Werden wir Helden für einen Tag

Home | About | Archive

readODS 2.0.0

Posted on Aug 6, 2023 by Chung-hong Chan

Previously on this blog: 1.7.0 / 1.8.0

Updates


readODS 2.0 will be released on CRAN pretty soon and we are finalizing it. It will be the second release under the rOpenSci moniker. If you want to try readODS 2.0 now:

remotes::install_github("ropensci/readODS")

or

install.packages("readODS", repos = "https://ropensci.r-universe.dev")

Almost all of the improvements were contributed by Peter Brohan. Thank you, Peter Brohan!

Here are what you will see in 2.0.0.

New features

A complete C++ rewrite of read_ods

read_ods is now completely rewritten in C++ / rapidxml. The rewritten read_ods is many times faster than the pure R implementation in 1.8.0 or below. I can’t even accurately benchmark the speed improvement.

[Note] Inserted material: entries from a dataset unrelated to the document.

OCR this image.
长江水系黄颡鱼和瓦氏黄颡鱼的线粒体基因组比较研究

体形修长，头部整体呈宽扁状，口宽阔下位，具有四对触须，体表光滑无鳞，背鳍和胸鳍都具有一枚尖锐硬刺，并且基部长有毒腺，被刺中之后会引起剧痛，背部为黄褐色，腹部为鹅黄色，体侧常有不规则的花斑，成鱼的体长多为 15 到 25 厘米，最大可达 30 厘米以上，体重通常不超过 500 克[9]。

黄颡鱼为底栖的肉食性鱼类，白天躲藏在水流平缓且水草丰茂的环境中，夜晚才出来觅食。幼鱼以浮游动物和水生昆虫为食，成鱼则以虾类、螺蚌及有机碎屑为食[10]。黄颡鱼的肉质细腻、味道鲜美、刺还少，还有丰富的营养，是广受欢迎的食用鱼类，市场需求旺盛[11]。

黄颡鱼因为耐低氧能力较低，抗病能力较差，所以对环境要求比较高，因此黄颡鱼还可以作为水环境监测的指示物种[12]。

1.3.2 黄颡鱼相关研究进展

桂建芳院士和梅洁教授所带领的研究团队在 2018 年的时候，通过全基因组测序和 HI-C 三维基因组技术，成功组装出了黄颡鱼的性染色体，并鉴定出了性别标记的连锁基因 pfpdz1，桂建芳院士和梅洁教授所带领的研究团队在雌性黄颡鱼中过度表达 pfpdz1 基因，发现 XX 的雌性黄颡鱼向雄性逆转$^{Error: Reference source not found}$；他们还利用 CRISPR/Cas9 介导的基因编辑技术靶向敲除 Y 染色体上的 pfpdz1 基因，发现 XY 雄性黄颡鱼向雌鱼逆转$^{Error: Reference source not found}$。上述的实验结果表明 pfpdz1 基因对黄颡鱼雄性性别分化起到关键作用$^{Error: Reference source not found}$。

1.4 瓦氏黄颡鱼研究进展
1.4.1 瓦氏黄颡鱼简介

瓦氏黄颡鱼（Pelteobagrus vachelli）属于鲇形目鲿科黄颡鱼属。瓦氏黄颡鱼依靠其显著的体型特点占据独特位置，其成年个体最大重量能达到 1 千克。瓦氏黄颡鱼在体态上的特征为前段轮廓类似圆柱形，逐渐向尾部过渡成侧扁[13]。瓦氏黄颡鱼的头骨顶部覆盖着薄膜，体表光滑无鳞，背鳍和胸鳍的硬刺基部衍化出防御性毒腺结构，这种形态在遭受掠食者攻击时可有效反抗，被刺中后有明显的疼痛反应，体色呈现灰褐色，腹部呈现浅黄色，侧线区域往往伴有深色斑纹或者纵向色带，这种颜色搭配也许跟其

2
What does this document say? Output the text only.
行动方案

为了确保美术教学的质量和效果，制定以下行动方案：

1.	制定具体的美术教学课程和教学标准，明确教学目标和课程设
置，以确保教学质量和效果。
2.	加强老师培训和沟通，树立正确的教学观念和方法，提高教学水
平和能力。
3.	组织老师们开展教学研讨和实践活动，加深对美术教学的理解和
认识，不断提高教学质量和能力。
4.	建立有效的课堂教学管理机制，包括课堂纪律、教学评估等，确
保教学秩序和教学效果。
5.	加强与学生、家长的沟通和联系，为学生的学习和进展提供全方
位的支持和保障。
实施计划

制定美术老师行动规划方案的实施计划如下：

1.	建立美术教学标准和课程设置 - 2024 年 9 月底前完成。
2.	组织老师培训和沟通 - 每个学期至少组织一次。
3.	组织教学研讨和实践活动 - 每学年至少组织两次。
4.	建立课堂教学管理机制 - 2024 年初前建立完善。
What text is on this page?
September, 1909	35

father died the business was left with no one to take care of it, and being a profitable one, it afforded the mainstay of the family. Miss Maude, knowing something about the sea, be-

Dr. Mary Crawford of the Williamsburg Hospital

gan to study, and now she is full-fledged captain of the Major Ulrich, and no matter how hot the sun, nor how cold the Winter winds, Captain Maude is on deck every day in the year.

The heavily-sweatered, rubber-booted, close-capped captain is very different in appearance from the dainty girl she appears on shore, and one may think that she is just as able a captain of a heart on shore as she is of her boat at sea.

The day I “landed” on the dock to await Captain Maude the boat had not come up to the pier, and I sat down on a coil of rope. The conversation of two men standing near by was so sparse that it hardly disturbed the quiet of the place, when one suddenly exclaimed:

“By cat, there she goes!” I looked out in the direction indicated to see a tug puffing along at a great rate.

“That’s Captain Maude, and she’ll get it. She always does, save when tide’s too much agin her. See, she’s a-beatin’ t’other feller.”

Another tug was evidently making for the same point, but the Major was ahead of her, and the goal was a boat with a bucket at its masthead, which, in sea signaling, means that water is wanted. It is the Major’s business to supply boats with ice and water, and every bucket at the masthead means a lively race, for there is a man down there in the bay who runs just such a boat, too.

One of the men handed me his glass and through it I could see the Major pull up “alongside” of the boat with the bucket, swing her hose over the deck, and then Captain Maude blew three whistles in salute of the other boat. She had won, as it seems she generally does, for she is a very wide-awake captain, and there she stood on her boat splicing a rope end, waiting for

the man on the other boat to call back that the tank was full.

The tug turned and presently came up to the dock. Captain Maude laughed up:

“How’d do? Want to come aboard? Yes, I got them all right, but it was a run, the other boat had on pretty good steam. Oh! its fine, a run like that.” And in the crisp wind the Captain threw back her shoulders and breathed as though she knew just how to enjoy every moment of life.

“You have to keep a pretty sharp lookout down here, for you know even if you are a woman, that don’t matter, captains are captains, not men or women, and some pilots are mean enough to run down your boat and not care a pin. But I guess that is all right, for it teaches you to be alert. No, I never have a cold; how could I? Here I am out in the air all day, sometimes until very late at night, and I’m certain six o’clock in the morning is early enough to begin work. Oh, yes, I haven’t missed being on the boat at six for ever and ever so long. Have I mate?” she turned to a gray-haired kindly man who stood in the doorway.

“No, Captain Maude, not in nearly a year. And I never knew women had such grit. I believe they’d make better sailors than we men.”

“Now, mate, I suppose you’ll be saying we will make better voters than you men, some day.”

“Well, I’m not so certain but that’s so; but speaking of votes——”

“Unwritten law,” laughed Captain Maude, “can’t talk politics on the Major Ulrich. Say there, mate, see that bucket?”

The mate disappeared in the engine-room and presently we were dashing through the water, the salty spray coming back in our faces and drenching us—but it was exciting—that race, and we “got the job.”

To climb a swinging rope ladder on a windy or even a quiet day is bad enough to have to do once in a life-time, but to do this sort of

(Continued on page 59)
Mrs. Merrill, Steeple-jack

The standard benchmark test is to read the file issue81.ods (334K, 5,539 × 11). It is by no means a large file, but certainly a “regular” data size. readODS 1.7.3 took around 9s to read this file. readODS 2.0.0 takes 0.5s.

Speed is important, but perhaps not the most important. The most important improvement is that large ODS files are now readable in a reasonable time frame.

nycflights13::flights (336,776 × 19) and Lahman::Batting (112,184 × 22) are often used in demos of big data analysis, e.g. sparklyr. These two datasets are not exactly “big”, because those two data frame can probably live happily in RAM. For example, the object size of Lahman::Batting is just 11MB, which is like nothing.

However, the two datasets are big enough to choke many other systems. Even LibreOffice Calc takes a few seconds to read the data. readODS <= 1.8 took like over an hour to read Ladman::Batting and gave you nothing. I don’t even want to try the much bigger nycflights13::flights with readODS <= 1.8.

Now, Ladman::Batting and nycflights13::flights (as ODS files) can be read by readODS::read_ods in 5s and 14s respectively. For your comparison, the equivalent Python library (pandas_ods_reader, which Julia’s OdsIO.jl is also based on) took 16s and 41s respectively. I observe almost always this 3x performance of readODS::read_ods versus pandas_ods_reader.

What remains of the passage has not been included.